Have An Abnormal Network Setup.

chewtech

Reputable
Sep 14, 2017
37
0
4,530
Hi there! So I have an abnormal setup with wireless. To start with, this apartment of mine is kind of a ghetto rigged car lot, with it's sales offices, and two apartments above it, all of which sits in a barn. So both apartments are around 1100 square feet. And for the longest time, our neighbor has worked at TWC, so we got cable with all premiums, movies half off, and the best 300mps internet package for just paying him 15 a month, which is impossible to beat, and we kinda just went along because that was so cheap. Well they moved out and we're wanting to, to to save money for us buying a house, we figured we'd go the same route again and kinda just get internet and cable at the normal places, but kinda share amongst the building to then split the bill, so 100mps internet, with cable would be about 150 a month, or 50 each. Now all that to say, I literally know next to nothing about networks and would like to try and figure out the best solution for me. The way the network is setup, is the main router or moden, whatever it's called, is in the car lots office, then a cord is ran to the back of my apartment into another router which I'm assuming is just acting as an extender. But then by the time the signal gets to the living room which we have our 3 computer setup, the signal is kinda crummy so a while ago I bought an Netgear AC1900 extender hoping that would help the signal, and so all three computers can be wired into the extender. By the way, the netgear nighthawk extender in the living room, is extending the back hallways router extender. Tried extending the main signal from the host box but the strength isnt good enough to extend that. And I just don't know what to do, or try to do to get the most out of it all.
One thing to note, is there's a cord running from the main box, and into the back hallways router, does that matter? If that matters, should I also run a cord across building from main modem into the nighthawk extender, then have the three computers wired off of that? Or just run a cord from main modem into just the main computers ethernet, which is mine?
I'm sorry if this is incoherent junk, but I literally know nothing about networks.
 
Solution
Below is the most basic setup. There needs to be a router at the starting point and you will be on the same subnet as everyone else. This will get your speeds up if you don't care about separate networks. You can nest your routers but it requires more troubleshooting and it won't really separate your traffic from the others, anyone with access to the primary router can analyze packets. You need multiple IPs from the ISP or someone to configure VLANs on a device you only have admin on, if you really want separate networks.

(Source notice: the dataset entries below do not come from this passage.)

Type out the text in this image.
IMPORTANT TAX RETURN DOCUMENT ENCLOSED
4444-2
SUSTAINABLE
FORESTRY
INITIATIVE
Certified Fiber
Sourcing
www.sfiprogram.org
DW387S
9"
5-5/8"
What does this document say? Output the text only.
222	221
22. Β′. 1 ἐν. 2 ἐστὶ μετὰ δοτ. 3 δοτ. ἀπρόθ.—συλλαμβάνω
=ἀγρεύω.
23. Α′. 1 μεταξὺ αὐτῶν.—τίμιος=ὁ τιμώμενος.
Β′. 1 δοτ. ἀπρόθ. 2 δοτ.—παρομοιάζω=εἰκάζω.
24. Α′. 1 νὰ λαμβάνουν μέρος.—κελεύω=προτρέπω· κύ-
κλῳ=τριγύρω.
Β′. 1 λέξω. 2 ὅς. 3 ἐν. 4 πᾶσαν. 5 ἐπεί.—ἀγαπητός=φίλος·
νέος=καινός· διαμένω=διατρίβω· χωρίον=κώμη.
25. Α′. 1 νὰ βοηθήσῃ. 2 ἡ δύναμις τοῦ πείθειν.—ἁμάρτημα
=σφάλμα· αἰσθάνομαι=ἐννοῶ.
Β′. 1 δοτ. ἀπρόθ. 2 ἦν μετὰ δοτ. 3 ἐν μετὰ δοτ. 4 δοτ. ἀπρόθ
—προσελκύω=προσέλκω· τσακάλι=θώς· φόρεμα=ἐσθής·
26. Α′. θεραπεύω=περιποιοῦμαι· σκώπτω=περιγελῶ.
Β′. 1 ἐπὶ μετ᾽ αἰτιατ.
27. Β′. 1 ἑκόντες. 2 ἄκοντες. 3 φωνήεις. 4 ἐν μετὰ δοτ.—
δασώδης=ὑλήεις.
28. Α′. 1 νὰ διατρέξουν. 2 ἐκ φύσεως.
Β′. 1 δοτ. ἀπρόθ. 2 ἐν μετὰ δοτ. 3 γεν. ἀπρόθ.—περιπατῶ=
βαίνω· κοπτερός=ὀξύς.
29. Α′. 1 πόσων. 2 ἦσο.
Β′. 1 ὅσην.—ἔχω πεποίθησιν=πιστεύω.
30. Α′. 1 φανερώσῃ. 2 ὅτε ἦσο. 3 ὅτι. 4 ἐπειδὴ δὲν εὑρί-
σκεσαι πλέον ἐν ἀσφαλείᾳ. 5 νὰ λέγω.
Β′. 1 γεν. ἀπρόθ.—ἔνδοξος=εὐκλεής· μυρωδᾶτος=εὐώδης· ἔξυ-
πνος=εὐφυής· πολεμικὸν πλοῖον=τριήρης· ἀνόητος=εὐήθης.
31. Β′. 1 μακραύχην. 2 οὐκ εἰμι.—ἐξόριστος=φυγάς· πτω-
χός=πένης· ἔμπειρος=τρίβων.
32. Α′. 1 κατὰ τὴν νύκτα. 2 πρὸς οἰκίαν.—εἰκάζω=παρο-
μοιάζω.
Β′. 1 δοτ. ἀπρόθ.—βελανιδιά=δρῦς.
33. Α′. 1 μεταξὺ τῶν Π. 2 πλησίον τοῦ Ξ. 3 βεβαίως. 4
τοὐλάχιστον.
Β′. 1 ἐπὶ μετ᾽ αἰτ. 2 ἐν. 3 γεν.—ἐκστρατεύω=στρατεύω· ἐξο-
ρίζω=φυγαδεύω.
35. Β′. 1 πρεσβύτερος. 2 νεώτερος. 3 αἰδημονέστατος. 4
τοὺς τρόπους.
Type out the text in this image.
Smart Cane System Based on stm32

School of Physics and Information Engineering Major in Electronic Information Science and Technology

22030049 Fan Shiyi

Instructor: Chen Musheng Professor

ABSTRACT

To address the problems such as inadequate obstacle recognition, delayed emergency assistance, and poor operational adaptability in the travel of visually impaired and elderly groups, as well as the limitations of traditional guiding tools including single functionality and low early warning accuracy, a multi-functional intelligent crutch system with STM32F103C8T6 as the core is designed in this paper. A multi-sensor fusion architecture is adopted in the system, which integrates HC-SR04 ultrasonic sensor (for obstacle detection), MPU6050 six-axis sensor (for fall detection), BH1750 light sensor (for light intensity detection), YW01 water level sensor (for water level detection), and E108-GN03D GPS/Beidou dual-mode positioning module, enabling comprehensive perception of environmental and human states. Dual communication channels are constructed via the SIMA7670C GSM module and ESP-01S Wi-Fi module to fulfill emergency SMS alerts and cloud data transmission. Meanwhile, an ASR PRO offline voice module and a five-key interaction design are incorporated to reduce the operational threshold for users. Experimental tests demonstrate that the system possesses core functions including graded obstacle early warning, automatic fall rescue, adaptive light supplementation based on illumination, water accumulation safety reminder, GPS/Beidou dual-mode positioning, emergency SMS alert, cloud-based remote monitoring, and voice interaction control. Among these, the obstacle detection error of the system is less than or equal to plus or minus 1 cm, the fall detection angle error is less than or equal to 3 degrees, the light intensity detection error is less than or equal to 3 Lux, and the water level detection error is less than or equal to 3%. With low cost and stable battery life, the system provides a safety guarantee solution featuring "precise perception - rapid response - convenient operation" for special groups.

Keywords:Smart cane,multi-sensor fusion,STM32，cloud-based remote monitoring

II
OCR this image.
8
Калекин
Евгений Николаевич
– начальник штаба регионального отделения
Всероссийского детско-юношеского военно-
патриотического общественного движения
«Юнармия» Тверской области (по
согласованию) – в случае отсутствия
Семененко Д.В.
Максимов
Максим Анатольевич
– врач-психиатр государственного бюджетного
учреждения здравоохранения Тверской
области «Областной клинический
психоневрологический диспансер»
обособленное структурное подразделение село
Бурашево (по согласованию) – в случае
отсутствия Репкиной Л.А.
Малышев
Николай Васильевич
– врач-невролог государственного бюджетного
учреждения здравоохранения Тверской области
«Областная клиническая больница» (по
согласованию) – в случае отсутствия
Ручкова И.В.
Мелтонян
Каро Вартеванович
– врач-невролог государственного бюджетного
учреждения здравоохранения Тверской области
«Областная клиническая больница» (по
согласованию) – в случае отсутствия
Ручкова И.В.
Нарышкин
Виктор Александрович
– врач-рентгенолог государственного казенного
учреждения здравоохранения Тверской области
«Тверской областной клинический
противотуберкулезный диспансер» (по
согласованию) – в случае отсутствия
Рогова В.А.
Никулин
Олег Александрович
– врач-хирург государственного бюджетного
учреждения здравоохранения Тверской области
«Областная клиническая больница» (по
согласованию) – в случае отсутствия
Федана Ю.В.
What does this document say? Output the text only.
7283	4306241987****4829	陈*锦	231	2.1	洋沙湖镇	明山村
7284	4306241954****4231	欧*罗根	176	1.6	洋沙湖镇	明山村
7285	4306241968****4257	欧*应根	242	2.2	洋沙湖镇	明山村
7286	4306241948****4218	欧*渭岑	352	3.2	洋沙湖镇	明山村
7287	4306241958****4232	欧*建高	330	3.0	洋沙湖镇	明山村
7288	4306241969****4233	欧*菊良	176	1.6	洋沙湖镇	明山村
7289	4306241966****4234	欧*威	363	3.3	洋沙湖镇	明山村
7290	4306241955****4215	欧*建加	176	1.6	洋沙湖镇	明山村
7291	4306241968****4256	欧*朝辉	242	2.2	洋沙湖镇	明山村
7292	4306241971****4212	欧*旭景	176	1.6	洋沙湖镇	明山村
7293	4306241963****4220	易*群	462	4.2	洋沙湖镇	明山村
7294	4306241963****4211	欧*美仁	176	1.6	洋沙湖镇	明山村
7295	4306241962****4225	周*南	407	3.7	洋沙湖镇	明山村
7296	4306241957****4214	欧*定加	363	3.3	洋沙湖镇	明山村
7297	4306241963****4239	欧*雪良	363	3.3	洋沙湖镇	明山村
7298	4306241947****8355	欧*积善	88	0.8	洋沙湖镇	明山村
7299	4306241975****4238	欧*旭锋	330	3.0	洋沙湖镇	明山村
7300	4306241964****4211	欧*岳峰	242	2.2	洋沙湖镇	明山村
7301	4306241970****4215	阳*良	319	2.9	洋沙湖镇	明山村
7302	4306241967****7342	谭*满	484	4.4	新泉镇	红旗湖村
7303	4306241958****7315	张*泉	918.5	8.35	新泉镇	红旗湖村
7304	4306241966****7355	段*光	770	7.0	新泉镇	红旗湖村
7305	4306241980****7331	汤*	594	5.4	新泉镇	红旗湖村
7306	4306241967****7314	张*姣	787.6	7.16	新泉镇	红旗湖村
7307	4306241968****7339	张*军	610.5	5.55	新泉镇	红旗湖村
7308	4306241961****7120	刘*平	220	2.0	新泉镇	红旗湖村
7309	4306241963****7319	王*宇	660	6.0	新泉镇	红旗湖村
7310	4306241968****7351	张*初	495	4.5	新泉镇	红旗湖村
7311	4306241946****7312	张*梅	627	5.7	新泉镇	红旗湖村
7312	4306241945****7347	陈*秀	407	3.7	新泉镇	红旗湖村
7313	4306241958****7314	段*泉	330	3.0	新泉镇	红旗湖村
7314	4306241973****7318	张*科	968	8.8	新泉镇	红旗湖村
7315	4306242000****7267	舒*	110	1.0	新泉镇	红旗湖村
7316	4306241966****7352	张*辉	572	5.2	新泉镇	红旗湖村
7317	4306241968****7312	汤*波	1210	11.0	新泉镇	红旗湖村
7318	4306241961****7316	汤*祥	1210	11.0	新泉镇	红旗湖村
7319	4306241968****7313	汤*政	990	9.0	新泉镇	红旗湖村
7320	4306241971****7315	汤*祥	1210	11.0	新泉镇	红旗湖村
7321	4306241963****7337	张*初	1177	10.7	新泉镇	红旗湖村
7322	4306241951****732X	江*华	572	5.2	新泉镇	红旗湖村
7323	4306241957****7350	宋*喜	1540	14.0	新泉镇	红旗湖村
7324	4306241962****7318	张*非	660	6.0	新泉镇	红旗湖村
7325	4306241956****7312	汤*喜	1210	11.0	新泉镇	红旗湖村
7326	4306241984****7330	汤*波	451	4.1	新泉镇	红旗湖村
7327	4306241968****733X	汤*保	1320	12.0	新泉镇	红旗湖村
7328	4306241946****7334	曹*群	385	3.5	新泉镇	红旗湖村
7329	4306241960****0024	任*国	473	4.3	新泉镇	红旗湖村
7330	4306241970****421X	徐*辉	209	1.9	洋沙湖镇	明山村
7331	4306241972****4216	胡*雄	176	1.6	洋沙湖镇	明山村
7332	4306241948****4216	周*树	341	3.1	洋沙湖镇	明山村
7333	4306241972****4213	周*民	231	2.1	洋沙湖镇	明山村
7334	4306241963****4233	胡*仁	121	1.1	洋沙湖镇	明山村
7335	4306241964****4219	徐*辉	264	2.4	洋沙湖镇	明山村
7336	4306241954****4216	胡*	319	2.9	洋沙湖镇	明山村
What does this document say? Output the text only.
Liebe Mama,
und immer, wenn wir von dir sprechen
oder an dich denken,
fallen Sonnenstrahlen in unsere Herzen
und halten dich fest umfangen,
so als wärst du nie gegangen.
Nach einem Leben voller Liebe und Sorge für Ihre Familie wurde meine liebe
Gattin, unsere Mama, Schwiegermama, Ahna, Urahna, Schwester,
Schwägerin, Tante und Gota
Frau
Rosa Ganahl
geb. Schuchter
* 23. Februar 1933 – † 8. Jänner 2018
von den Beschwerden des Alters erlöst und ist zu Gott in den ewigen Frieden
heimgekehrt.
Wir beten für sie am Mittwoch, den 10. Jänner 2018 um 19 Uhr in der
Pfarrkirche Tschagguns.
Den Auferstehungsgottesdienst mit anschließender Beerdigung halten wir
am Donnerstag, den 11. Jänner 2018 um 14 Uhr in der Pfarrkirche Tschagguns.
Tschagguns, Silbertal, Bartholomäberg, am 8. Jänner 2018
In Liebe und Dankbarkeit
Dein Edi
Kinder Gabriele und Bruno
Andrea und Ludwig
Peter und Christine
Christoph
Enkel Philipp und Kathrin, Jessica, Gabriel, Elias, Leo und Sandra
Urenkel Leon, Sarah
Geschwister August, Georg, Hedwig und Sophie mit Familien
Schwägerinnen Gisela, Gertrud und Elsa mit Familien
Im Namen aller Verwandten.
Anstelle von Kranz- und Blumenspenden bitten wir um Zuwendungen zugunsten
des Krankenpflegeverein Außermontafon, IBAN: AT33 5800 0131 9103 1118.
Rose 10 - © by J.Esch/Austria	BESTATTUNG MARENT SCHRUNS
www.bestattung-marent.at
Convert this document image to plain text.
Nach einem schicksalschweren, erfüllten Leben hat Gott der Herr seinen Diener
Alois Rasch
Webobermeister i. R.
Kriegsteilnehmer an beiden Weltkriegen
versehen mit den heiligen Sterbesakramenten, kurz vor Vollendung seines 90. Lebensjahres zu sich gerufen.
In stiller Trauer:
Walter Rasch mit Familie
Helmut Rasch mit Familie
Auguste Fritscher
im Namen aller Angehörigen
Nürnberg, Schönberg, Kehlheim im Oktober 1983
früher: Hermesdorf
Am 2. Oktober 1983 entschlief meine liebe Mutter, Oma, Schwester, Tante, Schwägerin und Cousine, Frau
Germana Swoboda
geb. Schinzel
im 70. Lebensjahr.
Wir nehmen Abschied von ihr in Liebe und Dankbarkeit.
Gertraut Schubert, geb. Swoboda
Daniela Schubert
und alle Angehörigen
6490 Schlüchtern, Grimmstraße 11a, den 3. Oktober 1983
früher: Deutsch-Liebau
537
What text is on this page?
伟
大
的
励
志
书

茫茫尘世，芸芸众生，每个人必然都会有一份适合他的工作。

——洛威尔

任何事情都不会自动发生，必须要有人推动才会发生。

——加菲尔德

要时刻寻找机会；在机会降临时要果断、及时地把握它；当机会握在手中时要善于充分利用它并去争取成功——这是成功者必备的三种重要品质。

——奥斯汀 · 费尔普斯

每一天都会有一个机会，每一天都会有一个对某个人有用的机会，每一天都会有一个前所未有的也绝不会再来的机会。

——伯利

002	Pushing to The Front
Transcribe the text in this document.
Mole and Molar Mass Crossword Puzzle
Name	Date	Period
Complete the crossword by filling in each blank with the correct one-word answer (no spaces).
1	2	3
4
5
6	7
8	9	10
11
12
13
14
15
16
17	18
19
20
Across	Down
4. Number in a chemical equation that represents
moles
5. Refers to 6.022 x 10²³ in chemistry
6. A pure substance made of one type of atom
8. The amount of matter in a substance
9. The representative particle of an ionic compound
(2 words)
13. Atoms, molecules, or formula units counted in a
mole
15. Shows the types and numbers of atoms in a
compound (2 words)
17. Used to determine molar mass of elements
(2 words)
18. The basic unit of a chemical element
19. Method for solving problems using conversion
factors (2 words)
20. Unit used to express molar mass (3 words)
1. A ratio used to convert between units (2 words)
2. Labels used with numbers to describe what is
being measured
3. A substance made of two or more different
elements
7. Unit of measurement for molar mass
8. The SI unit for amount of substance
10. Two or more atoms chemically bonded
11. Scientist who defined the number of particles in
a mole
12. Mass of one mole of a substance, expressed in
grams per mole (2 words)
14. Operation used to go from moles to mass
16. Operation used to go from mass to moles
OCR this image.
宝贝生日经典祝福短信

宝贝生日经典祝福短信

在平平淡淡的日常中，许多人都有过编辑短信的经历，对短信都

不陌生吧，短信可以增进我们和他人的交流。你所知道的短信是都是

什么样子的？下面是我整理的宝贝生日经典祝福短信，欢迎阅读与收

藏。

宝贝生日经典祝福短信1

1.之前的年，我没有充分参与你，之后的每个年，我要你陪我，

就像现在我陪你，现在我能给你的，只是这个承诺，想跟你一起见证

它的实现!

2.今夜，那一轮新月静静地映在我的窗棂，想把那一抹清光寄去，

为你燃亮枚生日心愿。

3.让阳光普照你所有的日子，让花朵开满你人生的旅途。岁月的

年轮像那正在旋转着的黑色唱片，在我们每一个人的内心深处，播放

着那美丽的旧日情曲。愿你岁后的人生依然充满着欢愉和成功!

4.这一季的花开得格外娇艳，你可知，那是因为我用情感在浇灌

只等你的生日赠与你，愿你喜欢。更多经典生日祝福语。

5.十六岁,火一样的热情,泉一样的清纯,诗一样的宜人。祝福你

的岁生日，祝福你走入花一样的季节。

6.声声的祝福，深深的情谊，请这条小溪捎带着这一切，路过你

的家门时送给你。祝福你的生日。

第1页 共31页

ISP modem/router----cable to apartment----> switch (plug into LAN port of a router and it's a switch) -> nighthawk (configured as Wireless Access Point WAP)

If you can plug a cable into the nighthawk you don't want...
Below is the most basic setup. There needs to be a router at the starting point and you will be on the same subnet as everyone else. This will get your speeds up if you don't care about separate networks. You can nest your routers but it requires more troubleshooting and it won't really separate your traffic from the others, anyone with access to the primary router can analyze packets. You need multiple IPs from the ISP or someone to configure VLANs on a device you only have admin on, if you really want separate networks.

ISP modem/router----cable to apartment----> switch (plug into LAN port of a router and it's a switch) -> nighthawk (configured as Wireless Access Point WAP)

If you can plug a cable into the nighthawk you don't want to extend the wifi. This is a last resort and doesn't have great performance. If a bad signal goes in a bad one comes out. I didn't look up if it has a WAP mode but that's pretty standard.